Парни взглянули на деда Блажова.
— А мы тут зачем понадобились? Побелкой пусть женская часть человеческого рода занимается.
— Вы тоже будете нужны! — поспешила сказать им Марина. — Поступаете в распоряжение Григория Федотыча.
Сдвинув на затылок кепки, парни засучили по локоть рукава, как бы показывая всем своим видом, что ждут дальнейших указаний. Марина покусывала губы от волнения, заговорила торопливо, сбивчиво:
— Павел Николаевич на новый Дом культуры ориентируется, а нам ждать нельзя. Верно я говорю? Спасибо, что пришли. Может, за сегодня и закончим побелку.
— Считай, до полуночи провозитесь! — подали голоса парни.
Лопатиха усмирила их жестом руки, сказала Марине:
— Правильно надумала, душа моя. У нас как бывает? Надо, чтобы кто-то начал… Не понимаю я некоторых молодых людей. Танцы, кино, хи-хи да ха-ха — это понятно, сама была молодой. А вот чего у нас в Гремякине драмкружок распался? Был когда-то хороший, какие представления давали. Учительницу Надежду Сергеевну спросите, она все помнит. А почему про хор забыли? Ведь и хор был у нас голосистый. Помнишь, Федотыч, как при Шульпине ездили в район на художественные смотры? И даже в области наших певцов слушали…
— Хе, как не помнить! — живо подхватил дед Блажов. — Грамоты похвальные получали. Но и то правда, голоса разбрелись, а иные уж на том свете, как говорится. Теперь Суслонь, сказывают, по художественной самодеятельности отличается. Конечно, у них Дом культуры — не то что наш!..
— А чего ж мы крылья опустили? — спросила Люся Веревкина, обводя всех нетерпеливым взглядом.
Парни насмешливо хмыкнули, загудели вразнобой:
— Таланты нужны, а где их взять?
— Пригласить бы в Гремякино Аркадия Райкина или Муслима Магомаева. Вот бы показали класс! Только их и медом сюда не заманишь.
— Руководитель художественной самодеятельности нужен хороший, чтоб все было по-городскому…
Марина слушала, волнуясь, покраснев, не выпуская ведра из рук. Люся Веревкина что-то шепнула ей на ухо, потом потребовала тишины и заговорила о том, что теперь только от самих гремякинцев зависит, будет ли налаживаться культурная работа в колхозе, или все останется по-старому, как при Жукове. Надо потребовать внимания к клубу от колхозного правления и секретаря парторганизации Евгении Ивановны. Надо бить во все колокола. Хорошо, что Марина Звонцова начинает вносить оживление в жизнь Гремякина, но ей надо помогать, поддерживать, и толк получится…
— Верно! — выкрикнула звонким, накаленным голосом молоденькая Лена Круглова, вся загораясь и сияя. — Сегодня побелим, завтра вскопаем грядки для цветников. Чтоб клуб был как клуб. Чтоб приятно было прийти на танцы… И вообще, надо нашим парням и девчатам научиться танцевать по-европейски, как показывают в кино. А то все вальс да вальс, ну еще танго или фокстрот…

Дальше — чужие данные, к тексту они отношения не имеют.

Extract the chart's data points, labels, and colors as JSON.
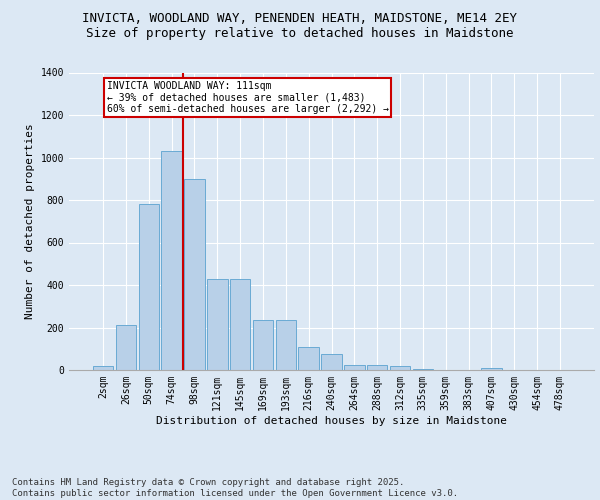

Все рассмеялись, зашумели. Марина испытывала чувство благодарности к девушкам, ей хотелось каждую обнять и расцеловать. Теперь она верила, что люди пойдут в клуб, лишь бы в нем было что-то интересное, нужное для их жизни…
— Во, вроде собрания актива у нас получилось! — сказал дед Блажов, когда шум поутих.
Вскоре все принялись за работу. Неразлучные Тося и Галя взгромоздились на поставленные друг на друга столы и принялись белить потолок. Люся Веревкина стала рядом с Мариной, а бойкая Лена Круглова завладела дальним углом, поставив ведро с разведенной известкой на суфлерскую будку. Однако никто из молодежи не работал так проворно, как тетка Лопатиха. Мазки у нее получались широкие, ровные, просыхали быстро.